IV. SHORTCOMINGS IN THE AMENDMENTS
In addition to compliance, we must analyze where the amendments fall short. The first area of concern is the definition of “earnings.” Earnings means “compensation, including earned salary, earned bonuses, earned commissions, and any other form of taxable compensation earned.”21 The word “earned” is reminiscent of the Illinois Wage Payment and Collection Act (“IWPCA”), which focuses extensively on when compensation is earned.22 Cross-referencing statutes, the definition of earnings would prohibit inclusion of a discretionary bonus because it is not an earned bonus.23 However, substantial litigation exists regarding earned bonuses and earned commissions under the IWPCA. With those definitions infiltrating the IFWA, it is likely that those arguments will now permeate restrictive covenant litigation.
A second shortcoming is the language that “[e]ach situation must be determined on its own particular facts” and “[t]he same identical contract and restraint may be reasonable and valid under one set of circumstances and unreasonable and invalid under another set of circumstances.” This open-ended language is at odds with the practical aspect of non-competes and non-solicits, but particularly non-competes.

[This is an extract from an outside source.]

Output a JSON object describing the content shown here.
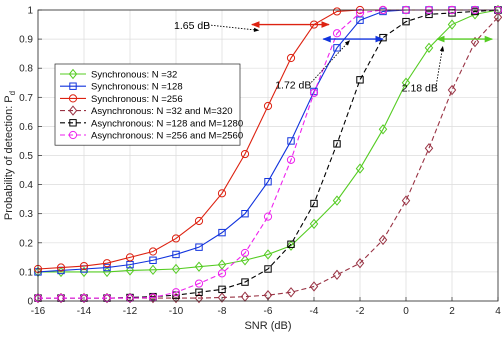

If an employee is bound by a non-compete and is presented a potentially competitive activity, that employee must make his or her own analysis of whether the potentially competitive activity would breach the non-compete clause. Without providing clear guidance on enforcement, it creates a practical burden on employees because employees will be forced to decide how risk-averse they want to be. This may keep particularly anxious employees from non-violating opportunities based on their capacity for risk.
V. CONCLUSION
With this wave of amendments, employers need to review, revise, and retrain in order to ensure agreement compliance with statutory regulations for agreements entered into after January 1, 2022. Beyond, the field of restrictive covenant litigation remains factually dependent, and ripe for disputes. This capacity is increased with imposition of “earned wages” into statutory regulation.
21 820 ILCS 90/5 (2022). 22 820 ILCS 115/1, et seq. (2015) (final compensation defined as “wages, salaries, earned commissions, earned bonuses, and the monetary equivalent of earned vacation and earned holidays, and any other compensation owed the employee by the employer pursuant to an employment contract or agreement between the 2 parties.”). 23 See 56 Ill. Admin. Code §300.500 (2014).